Amedy reached out to the lab in Spain where researchers felt he would be a perfect fit on their team for a similar project. With little knowledge of Spanish but plenty of interest in neuropsychiatric disorders, he earned his Fulbright grant. From working closing shifts from a small pizza shop in Nashville, Amedy suddenly found himself frequenting the cafes that lined the streets of Cataluña. Having never traveled outside of the U.S., Amedy quickly connected with researchers and friends from all over the world, traveling to 17 countries in doing so.

Able to return to the U.S. in March 2020, Amedy then went to Boston where he worked in a dermatology office. There, he continued a mission of care that he brought back to Nashville.

Returning care to the community

Having been on the receiving end of community support, Amedy wants to care for the community that has always supported him. Though he remains open to exploring different specialties, he feels he must serve VUSM and Nashville in whatever capacity possible. And as the first Kurdish student, he feels a responsibility and purpose to his studies here.

“I feel like it would be lost on me if I didn’t do everything I could to make sure other kids have that opportunity,” he said. “I want more Kurdish students to come to Vandy if they can. We need more Kurdish doctors. There are like no Kurdish doctors that I know of practicing here. And there’s like 20,000 of us here.”

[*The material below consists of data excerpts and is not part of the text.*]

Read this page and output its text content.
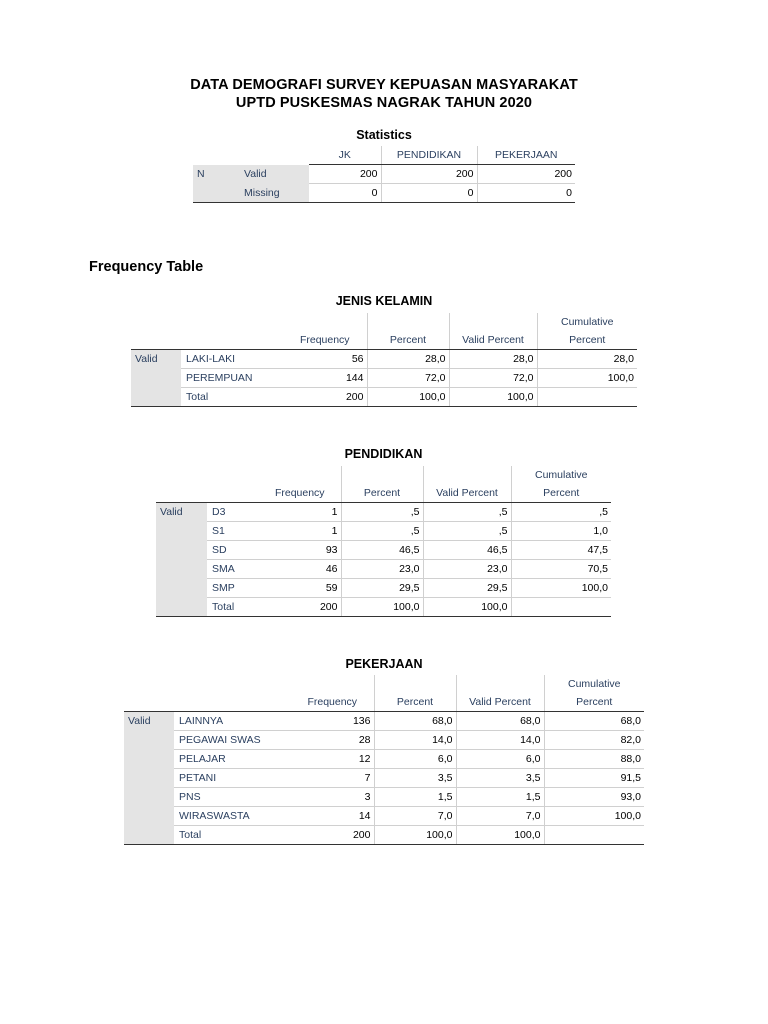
DATA DEMOGRAFI SURVEY KEPUASAN MASYARAKAT
UPTD PUSKESMAS NAGRAK TAHUN 2020
Statistics
		JK	PENDIDIKAN	PEKERJAAN
N	Valid	200	200	200
	Missing	0	0	0
Frequency Table
JENIS KELAMIN
					Cumulative
		Frequency	Percent	Valid Percent	Percent
Valid	LAKI-LAKI	56	28,0	28,0	28,0
	PEREMPUAN	144	72,0	72,0	100,0
	Total	200	100,0	100,0	
PENDIDIKAN
					Cumulative
		Frequency	Percent	Valid Percent	Percent
Valid	D3	1	,5	,5	,5
	S1	1	,5	,5	1,0
	SD	93	46,5	46,5	47,5
	SMA	46	23,0	23,0	70,5
	SMP	59	29,5	29,5	100,0
	Total	200	100,0	100,0	
PEKERJAAN
					Cumulative
		Frequency	Percent	Valid Percent	Percent
Valid	LAINNYA	136	68,0	68,0	68,0
	PEGAWAI SWAS	28	14,0	14,0	82,0
	PELAJAR	12	6,0	6,0	88,0
	PETANI	7	3,5	3,5	91,5
	PNS	3	1,5	1,5	93,0
	WIRASWASTA	14	7,0	7,0	100,0
	Total	200	100,0	100,0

As a volunteer with the Kurdish American Medical Association, he organizes public health communications for the Kurdish community. During the COVID-19, he and other professionals created translated infographics about COVID spread to educate the underserved population. Hosting town halls, he answers questions about the delta variant and makes pandemic jargon digestible for participants on Facebook Live.

Community remains at the heart of his desire to study medicine and encourage fellow practitioners to provide culturally competent healthcare. Amedy fittingly serves as the community outreach coordinator for Shade Tree Clinic, a free student-run clinic system for the uninsured, underinsured, and/or housing insecure population in Nashville. The clinic’s patient panel hovers around 50% non-English speaking.

Beyond current opportunities, Amedy hopes to form an initiative through which medical students and physicians at Vanderbilt University partner with underserved high school students to expose them to the medical field.

“Anything I can do to be the person I needed growing up,” he said. “I want to say, ‘Look at me now. I’m a medical student from a background like you.’ We could present cases and show them what being a medical student or doctor is like. Maybe connect them with summer programs. I think it would be really cool to show them that potential.”

A potential Amedy said he’s glad VUSM recognized in him.

“I’m really glad that they recognized what I could do for this community while I’m here,” he said. “It means a lot to me. When you think of Vandy, you think of research and of important work. And to take a chance on me means a lot to me, my family, and my community.

“It really is a huge honor.”

As dinner rush calms at Nashville’s Barcelona, Amedy watches people come and go – his community members in the city where he feels honored to say he belongs.